París. 7 febrero 1648.
Padre:
La gracia de Nuestro Señor sea siempre con nosotros.
¡Dios mío! ¡Cuánto me consuela la conferencia que ha tenido usted sobre los defectos de las misiones en las galeras! El fruto que se ha sacado es una señal de que Dios ha visto con agrado ese acto. Le doy gracias con todo mi corazón, y a usted le agradezco que haya asistido a la reunión de los señores administradores. No he podido acabar de leer los artículos que le han propuesto; los veré, Dios, mediante, junto con la fundación de la señora duquesa. Antes de que pueda decirle lo que pienso sobre las obligaciones de ésta, para que pueda usted redactar algún reglamento para el hospital, le ruego que me envíe una copia de la patente de fundación, que nos servirá para ello; me refiero a la fundación o declaración del rey a propósito del hospital. Será conveniente que les haga usted comprender a los señores administradores que la Compañía no tiene visitador general, sino sólo uno en cada provincia.

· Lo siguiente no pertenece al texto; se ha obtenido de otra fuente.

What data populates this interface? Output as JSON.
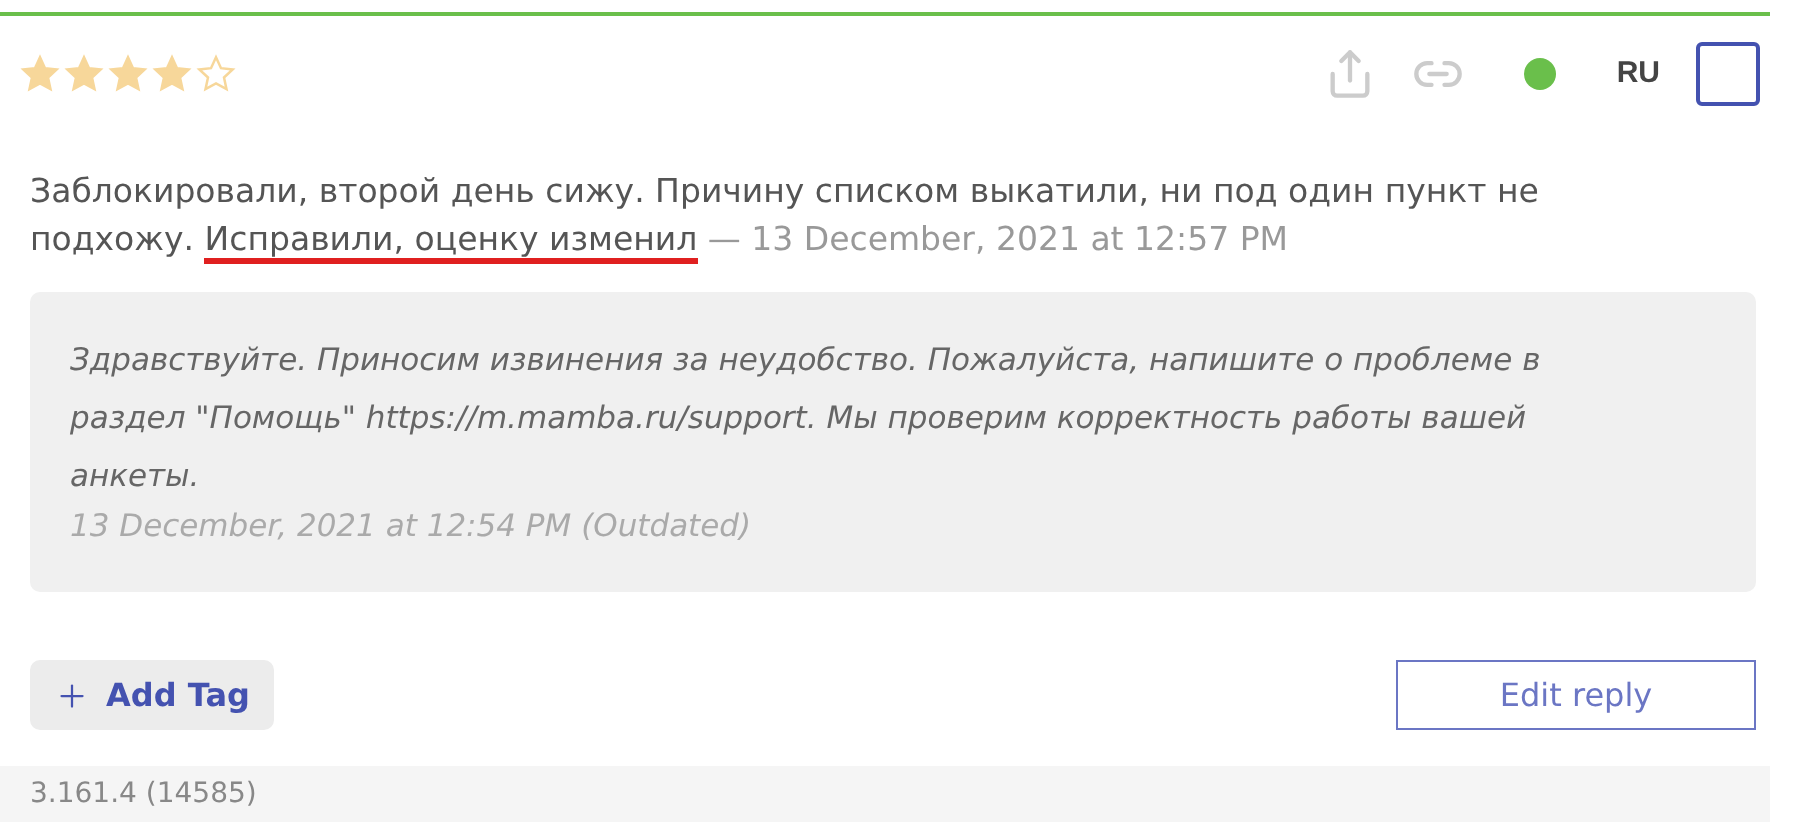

No me parece mal que no haya ido a Argel el padre Tyrry; me gustaría saber si ha ido el padre Lesage y cuánto tiempo hace de ello.
Dentro de cinco o seis días, si Dios quiere, le enviaremos una buena carretada, la mejor del mundo; la mayor parte para Roma, y la otra para Marsella. Le ruego que los espere y que me encomiende a Nuestro Señor, en cuyo amor soy su muy humilde y obediente servidor,
VICENTE DEPAUL,
i. s. d. l. m.
¿Ha vuelto el señor arzobispo de Marsella? ¿Le entregó usted mi carta y le hizo la propuesta del seminario? En ese caso, ¿cómo la acogió y en qué disposición lo encuentra?